Las autoridades reportan además 12 desaparecidos y unas 10,000 familias afectadas tras el potente sismo que sacudió la isla de Mindanao.
FILIPINAS.- Un potente terremoto de magnitud 7.8 sacudió este lunes la isla de Mindanao, en el sur de Filipinas, dejando al menos 35 personas fallecidas, 134 heridos y 12 desaparecidos, según el más reciente balance proporcionado por las autoridades de protección civil.
De acuerdo con la Oficina de Defensa Civil (OCD), 31 de las víctimas mortales se registraron en la región de Soccsksargen y otras cuatro en la región de Davao. Entre los fallecidos, al menos 13 murieron tras un deslizamiento de tierra que sepultó varias viviendas en el municipio de Glan, provincia de Sarangani, una de las zonas más golpeadas por el movimiento telúrico.
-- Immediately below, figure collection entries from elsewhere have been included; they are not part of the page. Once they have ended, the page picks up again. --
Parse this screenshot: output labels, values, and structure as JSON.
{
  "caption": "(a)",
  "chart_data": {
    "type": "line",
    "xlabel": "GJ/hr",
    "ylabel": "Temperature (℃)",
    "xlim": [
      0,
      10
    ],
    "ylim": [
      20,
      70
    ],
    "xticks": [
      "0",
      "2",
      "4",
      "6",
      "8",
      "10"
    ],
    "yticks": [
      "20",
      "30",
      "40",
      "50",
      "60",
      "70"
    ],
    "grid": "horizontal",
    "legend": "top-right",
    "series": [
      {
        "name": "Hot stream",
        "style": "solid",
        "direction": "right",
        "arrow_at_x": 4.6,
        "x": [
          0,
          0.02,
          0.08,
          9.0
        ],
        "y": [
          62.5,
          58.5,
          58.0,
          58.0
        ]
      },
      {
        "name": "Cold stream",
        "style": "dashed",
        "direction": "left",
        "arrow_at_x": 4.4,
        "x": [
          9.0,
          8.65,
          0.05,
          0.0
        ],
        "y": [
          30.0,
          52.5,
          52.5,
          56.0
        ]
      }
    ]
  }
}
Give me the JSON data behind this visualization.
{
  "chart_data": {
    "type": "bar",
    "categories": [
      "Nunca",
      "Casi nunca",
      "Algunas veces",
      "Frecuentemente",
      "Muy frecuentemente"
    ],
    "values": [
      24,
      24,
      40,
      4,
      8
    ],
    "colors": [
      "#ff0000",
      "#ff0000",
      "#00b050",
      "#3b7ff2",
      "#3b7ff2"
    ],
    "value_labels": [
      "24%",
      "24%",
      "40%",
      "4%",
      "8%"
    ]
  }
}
Las autoridades también informaron que unas 10,000 familias resultaron afectadas, mientras que varias escuelas, supermercados y centros comerciales sufrieron daños estructurales o colapsaron debido a la fuerza del sismo.
Tras el terremoto, se registraron más de 130 réplicas, algunas con magnitudes de hasta 6.7, manteniendo en alerta a la población de la segunda isla más grande del país.
El sismo ocurrió a las 7:37 de la mañana, hora local, con epicentro ubicado a unos 24 kilómetros al suroeste de la isla de Burias y a una profundidad aproximada de 35 kilómetros, según datos del Servicio Geológico de Estados Unidos (USGS).
Ante la emergencia, Unicef Filipinas manifestó estar preparada para apoyar las labores de respuesta, destacando que la seguridad de estudiantes y docentes es una de sus principales prioridades.
Por su parte, el presidente filipino, Ferdinand Marcos, aseguró que las instituciones gubernamentales se encuentran coordinando las acciones de respuesta y monitoreo en las áreas afectadas, donde también se han reportado interrupciones en los servicios de electricidad y telecomunicaciones.
Aunque inicialmente se emitieron advertencias por posible tsunami, las alertas fueron canceladas horas después por Filipinas y otros países de la región del Pacífico, descartando una amenaza mayor para las zonas costeras.